Like stuffing, I didn’t like cranberry sauce until I made my own. You can’t beat fresh cranberry sauce. None of that canned stuff- not for me, at least.
Recipe & Kitchen Equipment
Yields: 20 ounces
- 8-ounce fresh organic cranberries
- 6-ounce fresh organic blueberries
- 1 cup dry red wine
- 1 cup organic raw cane sugar
- Ground cinnamon, to taste
- Ground clove, to taste
- Measuring bowls, cups, and spoons
- Mixing bowls/cups/spoons for mise en place ingredients
- Saucepan with lid
- Wooden spoon
- Airtight container
- Sanitize kitchen (sink, countertops, stovetop/oven, cupboard handles, phone, computer).
- Wash fruits.
- Mise en place ingredients.
- Combine all the ingredients in a medium-sized saucepan.
- Bring to a boil on the stovetop.
- The juices from the berries will release.

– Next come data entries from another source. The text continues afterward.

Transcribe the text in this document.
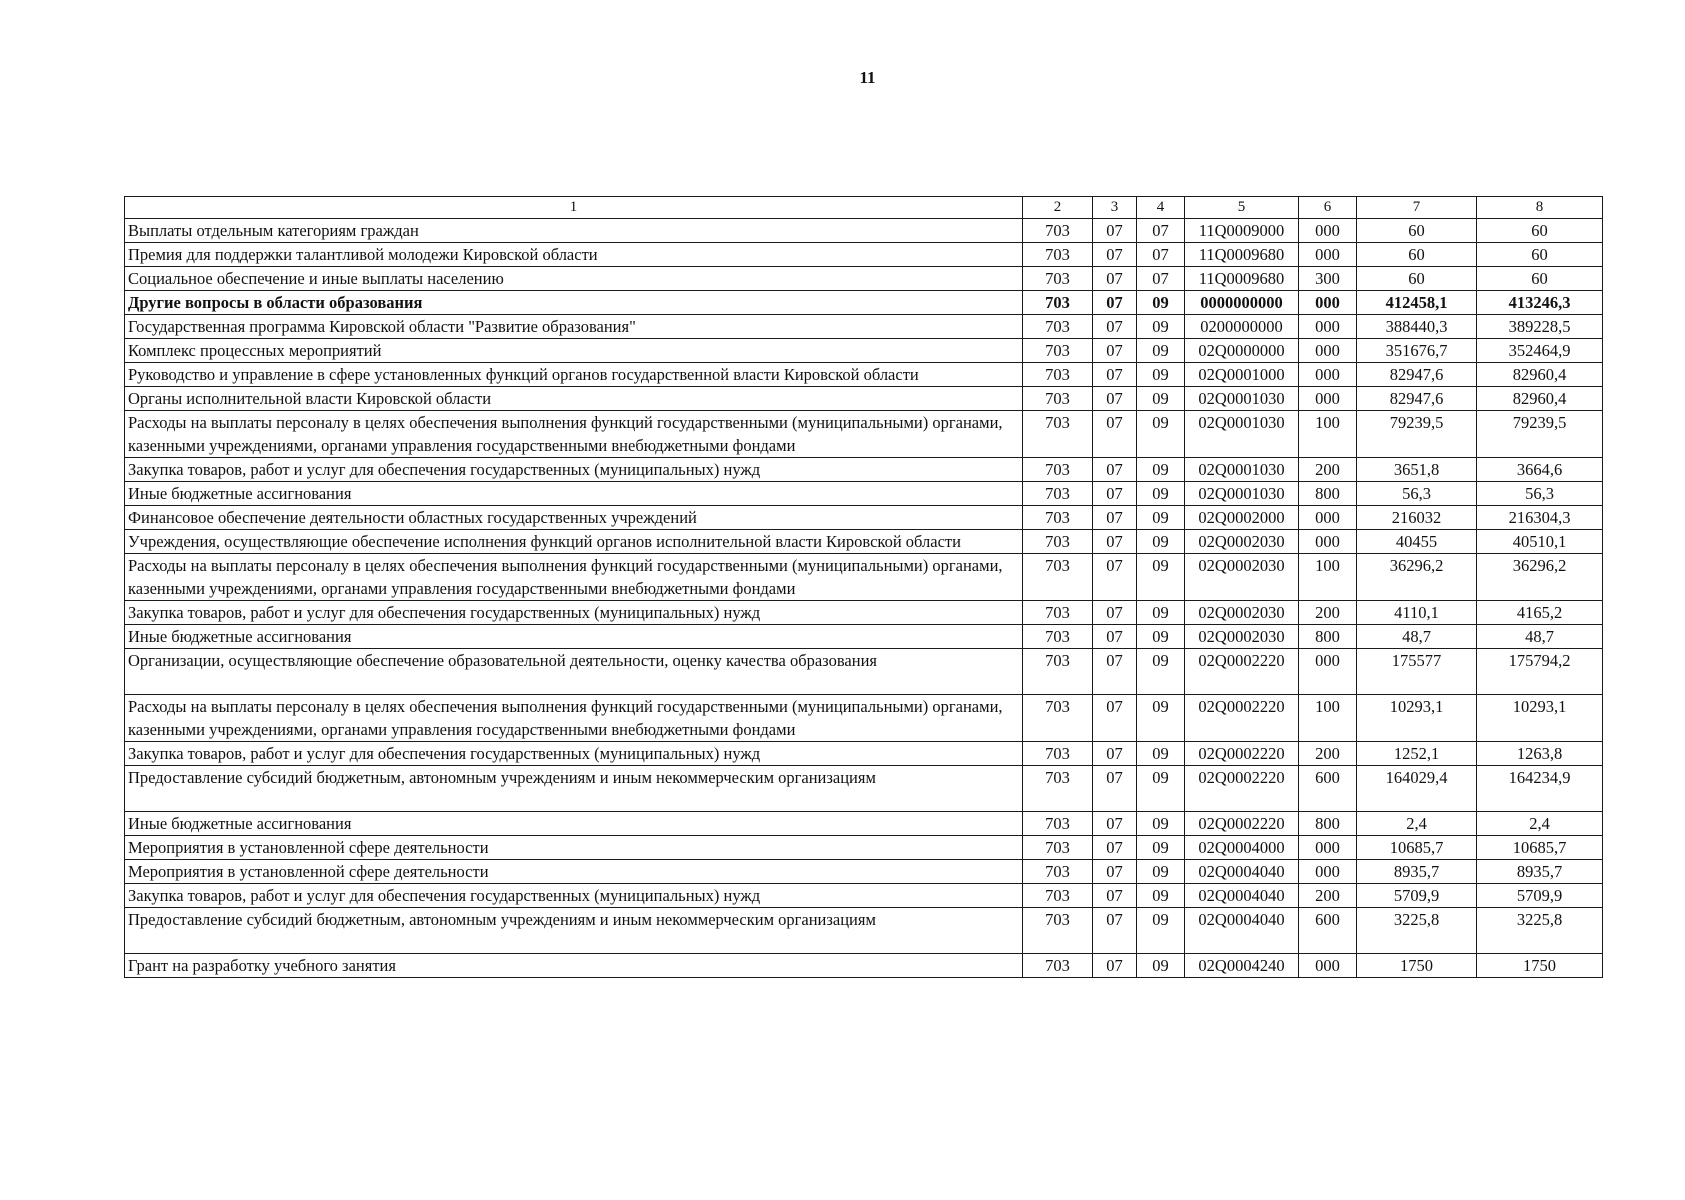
11
1	2	3	4	5	6	7	8
Выплаты отдельным категориям граждан	703	07	07	11Q0009000	000	60	60
Премия для поддержки талантливой молодежи Кировской области	703	07	07	11Q0009680	000	60	60
Социальное обеспечение и иные выплаты населению	703	07	07	11Q0009680	300	60	60
Другие вопросы в области образования	703	07	09	0000000000	000	412458,1	413246,3
Государственная программа Кировской области "Развитие образования"	703	07	09	0200000000	000	388440,3	389228,5
Комплекс процессных мероприятий	703	07	09	02Q0000000	000	351676,7	352464,9
Руководство и управление в сфере установленных функций органов государственной власти Кировской области	703	07	09	02Q0001000	000	82947,6	82960,4
Органы исполнительной власти Кировской области	703	07	09	02Q0001030	000	82947,6	82960,4
Расходы на выплаты персоналу в целях обеспечения выполнения функций государственными (муниципальными) органами, казенными учреждениями, органами управления государственными внебюджетными фондами	703	07	09	02Q0001030	100	79239,5	79239,5
Закупка товаров, работ и услуг для обеспечения государственных (муниципальных) нужд	703	07	09	02Q0001030	200	3651,8	3664,6
Иные бюджетные ассигнования	703	07	09	02Q0001030	800	56,3	56,3
Финансовое обеспечение деятельности областных государственных учреждений	703	07	09	02Q0002000	000	216032	216304,3
Учреждения, осуществляющие обеспечение исполнения функций органов исполнительной власти Кировской области	703	07	09	02Q0002030	000	40455	40510,1
Расходы на выплаты персоналу в целях обеспечения выполнения функций государственными (муниципальными) органами, казенными учреждениями, органами управления государственными внебюджетными фондами	703	07	09	02Q0002030	100	36296,2	36296,2
Закупка товаров, работ и услуг для обеспечения государственных (муниципальных) нужд	703	07	09	02Q0002030	200	4110,1	4165,2
Иные бюджетные ассигнования	703	07	09	02Q0002030	800	48,7	48,7
Организации, осуществляющие обеспечение образовательной деятельности, оценку качества образования	703	07	09	02Q0002220	000	175577	175794,2
Расходы на выплаты персоналу в целях обеспечения выполнения функций государственными (муниципальными) органами, казенными учреждениями, органами управления государственными внебюджетными фондами	703	07	09	02Q0002220	100	10293,1	10293,1
Закупка товаров, работ и услуг для обеспечения государственных (муниципальных) нужд	703	07	09	02Q0002220	200	1252,1	1263,8
Предоставление субсидий бюджетным, автономным учреждениям и иным некоммерческим организациям	703	07	09	02Q0002220	600	164029,4	164234,9
Иные бюджетные ассигнования	703	07	09	02Q0002220	800	2,4	2,4
Мероприятия в установленной сфере деятельности	703	07	09	02Q0004000	000	10685,7	10685,7
Мероприятия в установленной сфере деятельности	703	07	09	02Q0004040	000	8935,7	8935,7
Закупка товаров, работ и услуг для обеспечения государственных (муниципальных) нужд	703	07	09	02Q0004040	200	5709,9	5709,9
Предоставление субсидий бюджетным, автономным учреждениям и иным некоммерческим организациям	703	07	09	02Q0004040	600	3225,8	3225,8
Грант на разработку учебного занятия	703	07	09	02Q0004240	000	1750	1750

As the mixture boils rapidly, it will foam.
- Reduce the heat and simmer for about 30 minutes, or until the sauce reduces and slightly thickens.
- The sauce will thicken more as it cools.
- Remove from heat.
- Let the sauce cool completely.
- Transfer to airtight containers.
- The sauce will last for about ten days in the refrigerator.
Welcome to the Antioxidant Club
What do blueberries, cranberries, and red wine have in common? You guessed it! They’re packed with antioxidants.
Davis (2008) affirms that antioxidants help fight diseases. Additionally, they prevent and repair stress from oxidation, a natural process during normal cell function. A small percentage of cells become damaged during oxidation and transform into free radicals. This can start a chain reaction that harms more cells and develops diseases such as cancer, heart disease, Alzheimer’s, and Parkinson’s.
A study ranked blue and cranberries amongst the highest in antioxidant content. Foods that are blue, orange, purple, and red are rich in antioxidants (Davis, 2008). Moreover, wild blueberries are the best. One cup has 13,427 antioxidants, while cranberries contain 8,983 antioxidants!
As for red wine, antioxidants contained in the beverage are called polyphenols, specifically, resveratrol. They can protect the lining of blood vessels in the heart (Mayo Clinic Staff, 2022).
Wishing you and your loved ones a blessed, joyous, and full-filling Thanksgiving holiday. There’s so much to be grateful for. I’m thankful for you all.